Moment of 2010
The ConservativeHome team begins their Picks of the Year with their choice of 'Moment of 2010'.
Jonathan Isaby's pick: My moment of the year has to be the Downing Street Rose Garden press conference given by the newly installed Prime Minister and Deputy Prime Minister on May 12th, which I was privileged to witness at first hand. The chemistry between Cameron and Clegg was palpable - leading to jokes about it being a civil partnership - and persuaded me that Clegg was serious about the Coalition being a five-year commitment. Click here to see a clip of the pair publicly sealing the Coalition deal that afternoon.

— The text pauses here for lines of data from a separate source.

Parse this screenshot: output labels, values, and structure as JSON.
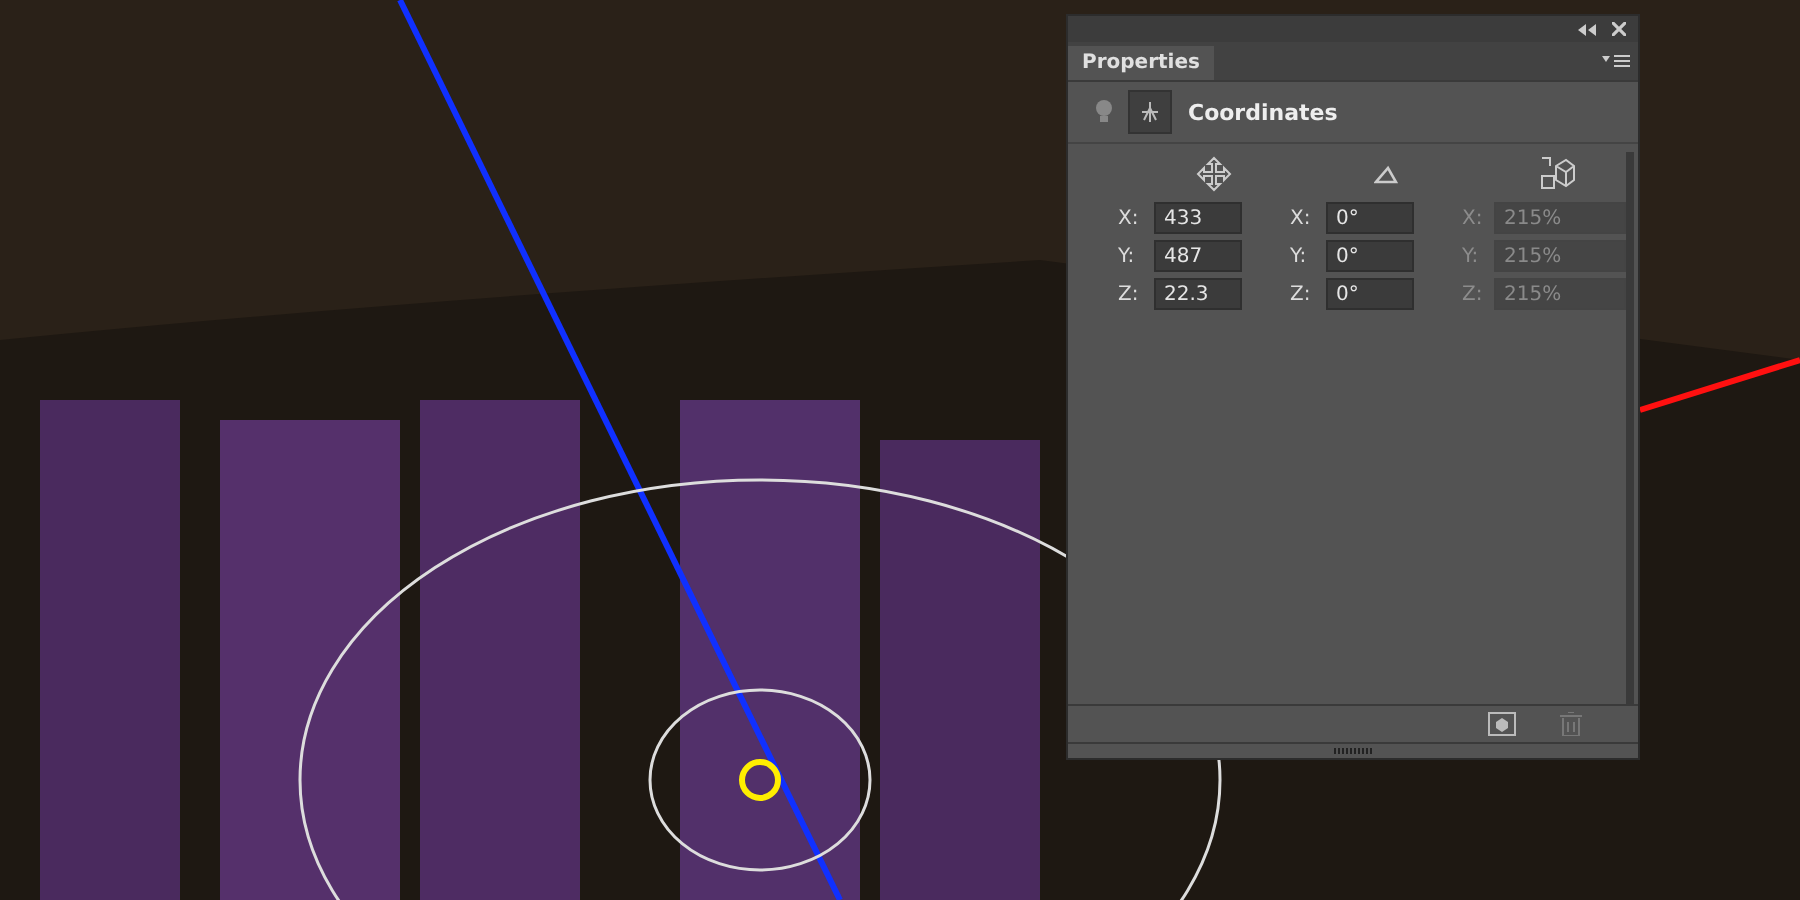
{
  "panel": {
    "tab": "Properties",
    "section_title": "Coordinates",
    "columns": [
      {
        "kind": "move",
        "disabled": false,
        "fields": [
          {
            "axis": "X:",
            "value": "433"
          },
          {
            "axis": "Y:",
            "value": "487"
          },
          {
            "axis": "Z:",
            "value": "22.3"
          }
        ]
      },
      {
        "kind": "rotate",
        "disabled": false,
        "fields": [
          {
            "axis": "X:",
            "value": "0°"
          },
          {
            "axis": "Y:",
            "value": "0°"
          },
          {
            "axis": "Z:",
            "value": "0°"
          }
        ]
      },
      {
        "kind": "scale",
        "disabled": true,
        "fields": [
          {
            "axis": "X:",
            "value": "215%"
          },
          {
            "axis": "Y:",
            "value": "215%"
          },
          {
            "axis": "Z:",
            "value": "215%"
          }
        ]
      }
    ]
  }
}
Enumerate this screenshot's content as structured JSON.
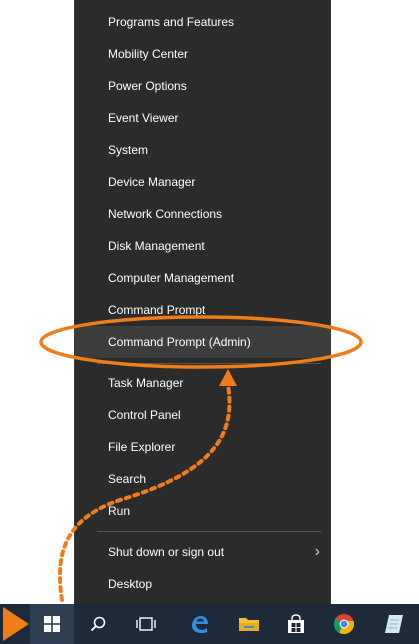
{
  "menu": {
    "items": [
      {
        "label": "Programs and Features"
      },
      {
        "label": "Mobility Center"
      },
      {
        "label": "Power Options"
      },
      {
        "label": "Event Viewer"
      },
      {
        "label": "System"
      },
      {
        "label": "Device Manager"
      },
      {
        "label": "Network Connections"
      },
      {
        "label": "Disk Management"
      },
      {
        "label": "Computer Management"
      },
      {
        "label": "Command Prompt"
      },
      {
        "label": "Command Prompt (Admin)"
      },
      {
        "label": "Task Manager"
      },
      {
        "label": "Control Panel"
      },
      {
        "label": "File Explorer"
      },
      {
        "label": "Search"
      },
      {
        "label": "Run"
      },
      {
        "label": "Shut down or sign out"
      },
      {
        "label": "Desktop"
      }
    ],
    "highlighted_item": "Command Prompt (Admin)"
  },
  "colors": {
    "menu_bg": "#2b2b2b",
    "annotation_orange": "#f07c1a",
    "taskbar_bg": "#1e2a3a"
  },
  "taskbar": {
    "icons": [
      "windows-start-icon",
      "search-icon",
      "task-view-icon",
      "edge-icon",
      "file-explorer-icon",
      "store-icon",
      "chrome-icon",
      "notepad-icon"
    ]
  }
}
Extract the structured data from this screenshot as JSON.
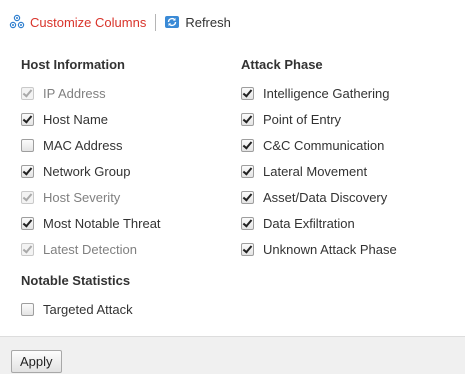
{
  "toolbar": {
    "customize_label": "Customize Columns",
    "customize_icon": "gear-cluster-icon",
    "refresh_label": "Refresh",
    "refresh_icon": "refresh-icon"
  },
  "groups": {
    "host_information": {
      "title": "Host Information",
      "items": [
        {
          "label": "IP Address",
          "checked": true,
          "disabled": true
        },
        {
          "label": "Host Name",
          "checked": true,
          "disabled": false
        },
        {
          "label": "MAC Address",
          "checked": false,
          "disabled": false
        },
        {
          "label": "Network Group",
          "checked": true,
          "disabled": false
        },
        {
          "label": "Host Severity",
          "checked": true,
          "disabled": true
        },
        {
          "label": "Most Notable Threat",
          "checked": true,
          "disabled": false
        },
        {
          "label": "Latest Detection",
          "checked": true,
          "disabled": true
        }
      ]
    },
    "attack_phase": {
      "title": "Attack Phase",
      "items": [
        {
          "label": "Intelligence Gathering",
          "checked": true,
          "disabled": false
        },
        {
          "label": "Point of Entry",
          "checked": true,
          "disabled": false
        },
        {
          "label": "C&C Communication",
          "checked": true,
          "disabled": false
        },
        {
          "label": "Lateral Movement",
          "checked": true,
          "disabled": false
        },
        {
          "label": "Asset/Data Discovery",
          "checked": true,
          "disabled": false
        },
        {
          "label": "Data Exfiltration",
          "checked": true,
          "disabled": false
        },
        {
          "label": "Unknown Attack Phase",
          "checked": true,
          "disabled": false
        }
      ]
    },
    "notable_statistics": {
      "title": "Notable Statistics",
      "items": [
        {
          "label": "Targeted Attack",
          "checked": false,
          "disabled": false
        }
      ]
    }
  },
  "footer": {
    "apply_label": "Apply"
  },
  "colors": {
    "customize_label": "#d9342b",
    "refresh_icon_blue": "#2f7fcf"
  }
}
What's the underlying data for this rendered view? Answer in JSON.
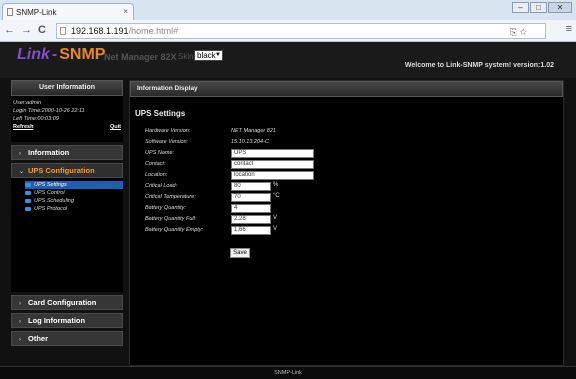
{
  "browser": {
    "tab_title": "SNMP-Link",
    "tab_close": "×",
    "url_host": "192.168.1.191",
    "url_path": "/home.html#",
    "back": "←",
    "forward": "→",
    "reload": "C",
    "url_icons": "⎘ ☆",
    "menu": "≡",
    "win_minimize": "–",
    "win_maximize": "□",
    "win_close": "✕"
  },
  "header": {
    "logo_link": "Link",
    "logo_dash": "-",
    "logo_snmp": "SNMP",
    "product_name": "Net Manager 82X",
    "skin_label": "Skin",
    "skin_value": "black",
    "welcome": "Welcome to Link-SNMP system! version:1.02"
  },
  "sidebar": {
    "user_panel_title": "User Information",
    "user": "User:admin",
    "login_time": "Login Time:2000-10-26 22:11",
    "left_time": "Left Time:00:03:09",
    "refresh": "Refresh",
    "quit": "Quit",
    "sections": {
      "information": "Information",
      "ups_configuration": "UPS Configuration",
      "card_configuration": "Card Configuration",
      "log_information": "Log Information",
      "other": "Other"
    },
    "ups_items": [
      "UPS Settings",
      "UPS Control",
      "UPS Scheduling",
      "UPS Protocol"
    ]
  },
  "content": {
    "panel_title": "Information Display",
    "section_title": "UPS Settings",
    "fields": {
      "hardware_version_label": "Hardware Version:",
      "hardware_version": "NET Manager 821",
      "software_version_label": "Software Version:",
      "software_version": "15.10.13.204-C",
      "ups_name_label": "UPS Name:",
      "ups_name": "UPS",
      "contact_label": "Contact:",
      "contact": "contact",
      "location_label": "Location:",
      "location": "location",
      "critical_load_label": "Critical Load:",
      "critical_load": "80",
      "critical_load_unit": "%",
      "critical_temp_label": "Critical Temperature:",
      "critical_temp": "70",
      "critical_temp_unit": "°C",
      "battery_qty_label": "Battery Quantity:",
      "battery_qty": "4",
      "battery_full_label": "Battery Quantity Full:",
      "battery_full": "2.28",
      "battery_full_unit": "V",
      "battery_empty_label": "Battery Quantity Empty:",
      "battery_empty": "1.66",
      "battery_empty_unit": "V"
    },
    "save_label": "Save"
  },
  "footer": {
    "text": "SNMP-Link"
  }
}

Tim Montgomerie's pick: Without agreement to the election debates we would probably now have a Tory government. The debates catapulted the Liberal Democrats to by-election status. They should have been squeezed in a tight election contest between Labour and the Conservatives. Instead the campaign was dominated by the Clegg bubble. If, as Paul Goodman argues, Cameron's post-election "comprehensive offer" to the Liberal Democrats was a political moment of the decade (today's Times (£) calls it the biggest political act of the post-war period), David Cameron's agreement to debates was (predictably) the most stupid political decision for a very, very long time.
Paul Goodman's pick: Easy. David Cameron's post-election announcement of May 7, in which he made his "big, open and comprehensive offer" to the Liberal Democrats. By the time he'd finished, it was evident that Cameron stood a good chance of taking his Party with him (because of the terms in which his statement was crafted), that the political momentum was with him, that Brown was unambiguously on the defensive, that a Conservative-led Government was now very likely, and that a re-alignment of British politics to the centre-right was potentially taking place. In effect, Cameron was moving to counter Roy Jenkins' vision of a re-alignment to the centre-left - a manoeuvre that Tony Blair funked making after his 1997 landslide. This could be the political moment not only of the year but of the decade or even longer.
Harry Phibbs' pick: David Cameron entering Downing Street as Prime Minister for the first time.